Sound Retrieval and Ranking Using Sparse Auditory Representations
Venue
Neural Computation, vol. 22 (2010), pp. 2390-2416
Publication Year
2010
Authors
Richard F Lyon, Martin Rehn, Samy Bengio, Thomas C. Walters, Gal Chechik
BibTeX
Abstract
To create systems that understand the sounds that humans are exposed to in everyday
life, we need to represent sounds with features that can discriminate among many
different sound classes. Here, we use a sound-ranking framework to quantitatively
evaluate such representations in a large scale task.

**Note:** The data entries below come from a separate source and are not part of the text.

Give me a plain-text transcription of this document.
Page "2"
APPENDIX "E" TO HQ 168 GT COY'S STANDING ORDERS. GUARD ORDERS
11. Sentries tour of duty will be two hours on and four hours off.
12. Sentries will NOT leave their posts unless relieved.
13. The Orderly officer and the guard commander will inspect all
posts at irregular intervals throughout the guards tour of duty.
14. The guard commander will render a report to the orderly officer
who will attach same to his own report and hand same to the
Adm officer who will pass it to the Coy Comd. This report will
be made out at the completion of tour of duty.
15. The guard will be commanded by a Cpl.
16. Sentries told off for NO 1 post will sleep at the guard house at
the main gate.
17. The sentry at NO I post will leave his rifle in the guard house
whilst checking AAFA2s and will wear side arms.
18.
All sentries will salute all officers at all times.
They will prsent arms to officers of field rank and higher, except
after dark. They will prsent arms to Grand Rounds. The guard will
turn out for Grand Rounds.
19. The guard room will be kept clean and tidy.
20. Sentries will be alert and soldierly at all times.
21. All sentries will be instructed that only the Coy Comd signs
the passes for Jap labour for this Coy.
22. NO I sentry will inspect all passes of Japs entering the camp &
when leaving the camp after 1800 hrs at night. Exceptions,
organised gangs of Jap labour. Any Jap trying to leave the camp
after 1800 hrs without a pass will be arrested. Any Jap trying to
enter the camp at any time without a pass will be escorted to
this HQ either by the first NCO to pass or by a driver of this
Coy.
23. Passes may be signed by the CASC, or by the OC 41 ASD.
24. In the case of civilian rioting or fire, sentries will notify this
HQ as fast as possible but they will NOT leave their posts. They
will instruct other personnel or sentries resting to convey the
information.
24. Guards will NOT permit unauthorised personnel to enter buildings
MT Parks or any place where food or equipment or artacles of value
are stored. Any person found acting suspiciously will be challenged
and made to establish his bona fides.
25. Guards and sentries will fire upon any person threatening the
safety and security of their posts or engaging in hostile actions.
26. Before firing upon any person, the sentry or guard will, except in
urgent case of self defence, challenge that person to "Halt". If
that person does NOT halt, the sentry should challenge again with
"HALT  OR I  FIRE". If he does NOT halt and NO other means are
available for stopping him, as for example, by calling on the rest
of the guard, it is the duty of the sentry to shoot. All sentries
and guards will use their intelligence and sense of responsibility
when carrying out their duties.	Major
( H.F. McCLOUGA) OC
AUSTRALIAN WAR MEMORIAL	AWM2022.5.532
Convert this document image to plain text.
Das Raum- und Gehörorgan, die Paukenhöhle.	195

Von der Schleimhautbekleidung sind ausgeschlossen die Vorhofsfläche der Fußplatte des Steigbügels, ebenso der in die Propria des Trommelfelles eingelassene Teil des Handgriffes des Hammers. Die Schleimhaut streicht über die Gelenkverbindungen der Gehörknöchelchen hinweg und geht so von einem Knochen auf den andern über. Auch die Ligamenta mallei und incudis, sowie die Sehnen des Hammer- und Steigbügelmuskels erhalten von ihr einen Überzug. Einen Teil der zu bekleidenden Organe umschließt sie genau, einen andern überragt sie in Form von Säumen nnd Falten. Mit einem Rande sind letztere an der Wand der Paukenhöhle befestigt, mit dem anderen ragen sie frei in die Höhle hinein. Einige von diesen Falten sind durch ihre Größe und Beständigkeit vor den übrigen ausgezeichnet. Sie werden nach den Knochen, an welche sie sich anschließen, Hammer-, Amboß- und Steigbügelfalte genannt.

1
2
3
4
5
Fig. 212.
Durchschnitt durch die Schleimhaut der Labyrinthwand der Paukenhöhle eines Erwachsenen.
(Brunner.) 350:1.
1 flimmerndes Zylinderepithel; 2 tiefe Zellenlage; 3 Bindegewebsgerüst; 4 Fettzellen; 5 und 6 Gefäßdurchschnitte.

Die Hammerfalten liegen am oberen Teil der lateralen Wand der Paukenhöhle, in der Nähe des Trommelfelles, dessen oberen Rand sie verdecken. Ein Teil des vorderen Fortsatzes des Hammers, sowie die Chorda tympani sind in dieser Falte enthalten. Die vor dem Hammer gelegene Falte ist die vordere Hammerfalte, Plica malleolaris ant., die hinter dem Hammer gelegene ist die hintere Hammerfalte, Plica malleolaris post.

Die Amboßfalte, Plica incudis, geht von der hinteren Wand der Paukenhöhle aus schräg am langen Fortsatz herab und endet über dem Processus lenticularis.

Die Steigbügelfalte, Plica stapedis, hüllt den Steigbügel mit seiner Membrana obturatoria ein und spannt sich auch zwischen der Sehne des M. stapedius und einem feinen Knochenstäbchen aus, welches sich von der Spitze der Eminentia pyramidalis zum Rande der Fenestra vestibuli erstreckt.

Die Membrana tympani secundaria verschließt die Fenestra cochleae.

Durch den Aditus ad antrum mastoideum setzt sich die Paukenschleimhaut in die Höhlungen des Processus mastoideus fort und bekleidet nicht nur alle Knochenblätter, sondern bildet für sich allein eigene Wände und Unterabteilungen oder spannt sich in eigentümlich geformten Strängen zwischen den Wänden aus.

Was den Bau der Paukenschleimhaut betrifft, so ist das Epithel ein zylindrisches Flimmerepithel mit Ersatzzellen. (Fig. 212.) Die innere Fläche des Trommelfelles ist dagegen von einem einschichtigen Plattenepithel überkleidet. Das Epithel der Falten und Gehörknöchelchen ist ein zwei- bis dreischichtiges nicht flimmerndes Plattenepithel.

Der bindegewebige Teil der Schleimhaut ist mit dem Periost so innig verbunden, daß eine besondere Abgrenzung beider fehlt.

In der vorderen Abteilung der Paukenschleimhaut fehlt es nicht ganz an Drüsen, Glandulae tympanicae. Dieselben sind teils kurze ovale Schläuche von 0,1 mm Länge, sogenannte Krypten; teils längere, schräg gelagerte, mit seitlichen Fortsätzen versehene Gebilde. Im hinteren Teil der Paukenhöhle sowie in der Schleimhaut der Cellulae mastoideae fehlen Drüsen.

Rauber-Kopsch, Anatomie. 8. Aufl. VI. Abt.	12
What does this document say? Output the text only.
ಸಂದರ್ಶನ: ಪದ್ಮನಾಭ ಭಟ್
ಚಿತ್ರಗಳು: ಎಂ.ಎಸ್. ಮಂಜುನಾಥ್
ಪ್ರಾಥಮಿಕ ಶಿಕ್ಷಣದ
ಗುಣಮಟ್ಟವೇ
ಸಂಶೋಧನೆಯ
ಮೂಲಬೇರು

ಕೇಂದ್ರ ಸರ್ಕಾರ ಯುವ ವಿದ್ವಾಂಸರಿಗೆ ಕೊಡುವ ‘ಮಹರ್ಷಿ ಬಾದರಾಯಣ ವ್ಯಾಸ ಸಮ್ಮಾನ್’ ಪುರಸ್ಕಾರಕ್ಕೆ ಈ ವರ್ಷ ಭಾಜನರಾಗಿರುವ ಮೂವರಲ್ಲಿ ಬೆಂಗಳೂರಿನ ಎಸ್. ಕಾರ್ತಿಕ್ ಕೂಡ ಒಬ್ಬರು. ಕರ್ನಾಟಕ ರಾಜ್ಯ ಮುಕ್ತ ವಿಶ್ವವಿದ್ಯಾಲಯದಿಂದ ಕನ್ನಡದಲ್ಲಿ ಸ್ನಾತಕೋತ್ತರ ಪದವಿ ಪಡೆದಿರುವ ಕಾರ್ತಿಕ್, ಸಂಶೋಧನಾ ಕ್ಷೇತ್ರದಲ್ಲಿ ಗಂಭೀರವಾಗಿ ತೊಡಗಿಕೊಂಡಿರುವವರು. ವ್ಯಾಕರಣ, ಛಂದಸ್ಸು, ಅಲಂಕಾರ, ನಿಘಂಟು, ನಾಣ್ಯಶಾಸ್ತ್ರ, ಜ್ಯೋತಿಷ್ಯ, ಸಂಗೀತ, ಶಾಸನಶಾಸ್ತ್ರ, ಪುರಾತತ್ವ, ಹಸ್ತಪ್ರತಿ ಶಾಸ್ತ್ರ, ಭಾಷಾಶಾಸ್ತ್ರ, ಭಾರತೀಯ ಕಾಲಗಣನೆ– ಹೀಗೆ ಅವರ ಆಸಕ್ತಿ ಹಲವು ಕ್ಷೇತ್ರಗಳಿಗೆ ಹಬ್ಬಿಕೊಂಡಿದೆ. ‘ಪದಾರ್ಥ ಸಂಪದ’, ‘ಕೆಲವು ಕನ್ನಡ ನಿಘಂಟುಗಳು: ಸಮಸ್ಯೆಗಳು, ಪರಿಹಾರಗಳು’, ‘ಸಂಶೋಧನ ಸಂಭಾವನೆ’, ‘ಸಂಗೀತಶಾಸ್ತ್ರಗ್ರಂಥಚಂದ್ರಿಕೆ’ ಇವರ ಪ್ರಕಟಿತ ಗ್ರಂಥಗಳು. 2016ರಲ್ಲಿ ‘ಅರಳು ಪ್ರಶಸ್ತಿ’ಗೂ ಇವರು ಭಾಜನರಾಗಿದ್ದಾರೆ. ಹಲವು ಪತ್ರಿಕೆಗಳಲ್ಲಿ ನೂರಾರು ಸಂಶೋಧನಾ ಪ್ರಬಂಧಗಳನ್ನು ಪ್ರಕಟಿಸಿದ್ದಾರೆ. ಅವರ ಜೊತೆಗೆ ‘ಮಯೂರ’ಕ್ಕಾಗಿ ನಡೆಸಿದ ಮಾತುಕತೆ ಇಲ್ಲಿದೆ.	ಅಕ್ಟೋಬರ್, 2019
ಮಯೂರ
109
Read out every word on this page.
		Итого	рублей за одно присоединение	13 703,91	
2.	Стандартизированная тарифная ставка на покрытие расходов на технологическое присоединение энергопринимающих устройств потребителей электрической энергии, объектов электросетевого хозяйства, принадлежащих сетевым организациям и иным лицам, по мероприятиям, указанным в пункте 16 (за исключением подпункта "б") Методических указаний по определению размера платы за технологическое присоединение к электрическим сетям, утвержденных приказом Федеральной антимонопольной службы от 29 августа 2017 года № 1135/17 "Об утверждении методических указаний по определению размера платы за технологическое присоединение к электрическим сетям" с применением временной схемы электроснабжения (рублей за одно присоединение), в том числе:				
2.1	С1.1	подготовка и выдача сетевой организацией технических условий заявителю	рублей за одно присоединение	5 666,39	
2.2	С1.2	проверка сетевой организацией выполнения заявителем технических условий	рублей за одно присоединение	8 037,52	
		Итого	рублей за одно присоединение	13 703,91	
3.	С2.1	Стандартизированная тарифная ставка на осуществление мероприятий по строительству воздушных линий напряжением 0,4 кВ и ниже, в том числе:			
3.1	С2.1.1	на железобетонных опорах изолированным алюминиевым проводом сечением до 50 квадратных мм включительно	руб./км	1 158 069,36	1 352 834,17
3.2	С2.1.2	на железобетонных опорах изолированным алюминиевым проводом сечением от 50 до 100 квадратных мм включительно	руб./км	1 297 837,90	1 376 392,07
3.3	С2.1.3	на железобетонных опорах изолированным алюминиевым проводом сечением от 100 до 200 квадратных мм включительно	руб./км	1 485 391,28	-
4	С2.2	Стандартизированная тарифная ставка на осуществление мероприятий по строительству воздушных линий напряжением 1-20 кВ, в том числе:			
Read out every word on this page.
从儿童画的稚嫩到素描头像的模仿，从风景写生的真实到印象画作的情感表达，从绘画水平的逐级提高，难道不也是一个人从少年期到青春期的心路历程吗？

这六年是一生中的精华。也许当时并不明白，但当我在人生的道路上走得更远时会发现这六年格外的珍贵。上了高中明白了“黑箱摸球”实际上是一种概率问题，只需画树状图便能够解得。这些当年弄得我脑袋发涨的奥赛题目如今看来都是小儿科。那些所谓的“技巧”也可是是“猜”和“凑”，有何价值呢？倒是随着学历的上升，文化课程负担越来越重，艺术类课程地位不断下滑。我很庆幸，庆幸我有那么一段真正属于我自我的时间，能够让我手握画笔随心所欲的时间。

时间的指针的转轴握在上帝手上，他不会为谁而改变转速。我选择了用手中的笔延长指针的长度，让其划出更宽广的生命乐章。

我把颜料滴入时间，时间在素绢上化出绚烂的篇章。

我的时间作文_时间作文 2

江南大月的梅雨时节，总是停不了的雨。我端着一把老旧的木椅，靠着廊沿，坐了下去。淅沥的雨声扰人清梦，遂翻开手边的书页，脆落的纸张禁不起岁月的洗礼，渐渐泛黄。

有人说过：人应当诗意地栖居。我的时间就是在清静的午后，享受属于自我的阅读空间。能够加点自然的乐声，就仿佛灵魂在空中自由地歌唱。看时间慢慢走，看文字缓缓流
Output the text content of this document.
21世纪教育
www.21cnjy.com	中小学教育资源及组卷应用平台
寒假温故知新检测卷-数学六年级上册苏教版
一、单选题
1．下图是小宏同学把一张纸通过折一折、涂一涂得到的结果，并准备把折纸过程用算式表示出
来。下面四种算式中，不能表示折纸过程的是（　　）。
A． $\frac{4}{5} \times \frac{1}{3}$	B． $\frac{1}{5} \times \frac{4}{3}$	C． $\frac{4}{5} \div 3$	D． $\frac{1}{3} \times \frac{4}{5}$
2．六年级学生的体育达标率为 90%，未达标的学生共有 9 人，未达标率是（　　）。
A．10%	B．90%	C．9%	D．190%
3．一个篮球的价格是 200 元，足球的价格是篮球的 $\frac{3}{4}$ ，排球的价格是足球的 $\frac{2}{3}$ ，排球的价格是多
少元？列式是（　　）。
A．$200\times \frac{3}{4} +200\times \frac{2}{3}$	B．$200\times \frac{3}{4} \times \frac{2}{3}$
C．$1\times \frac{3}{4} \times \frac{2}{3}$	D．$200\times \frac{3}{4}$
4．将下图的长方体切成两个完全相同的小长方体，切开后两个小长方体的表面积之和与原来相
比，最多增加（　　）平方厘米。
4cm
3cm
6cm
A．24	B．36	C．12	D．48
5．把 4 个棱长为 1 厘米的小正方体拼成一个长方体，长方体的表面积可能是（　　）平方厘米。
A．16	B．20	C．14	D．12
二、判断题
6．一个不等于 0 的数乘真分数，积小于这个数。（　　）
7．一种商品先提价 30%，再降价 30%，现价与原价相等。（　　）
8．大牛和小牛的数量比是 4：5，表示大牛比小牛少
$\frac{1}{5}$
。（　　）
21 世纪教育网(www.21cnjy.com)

We have adapted a
machine-vision method, the ``passive-aggressive model for image retrieval''
(PAMIR), which efficiently learns a linear mapping from a very large sparse feature
space to a large query-term space. Using this approach we compare different
auditory front ends and different ways of extracting sparse features from
high-dimensional auditory images. We tested auditory models that use adaptive
pole--zero filter cascade (PZFC) auditory filterbank and sparse-code feature
extraction from stabilized auditory images via multiple vector quantizers. In
addition to auditory image models, we also compare a family of more conventional
Mel-Frequency Cepstral Coefficient (MFCC) front ends. The experimental results show
a significant advantage for the auditory models over vector-quantized MFCCs.
Ranking thousands of sound files with a query vocabulary of thousands of words, the
best precision at top-1 was 73% and the average precision was 35%, reflecting a 18%
improvement over the best competing MFCC.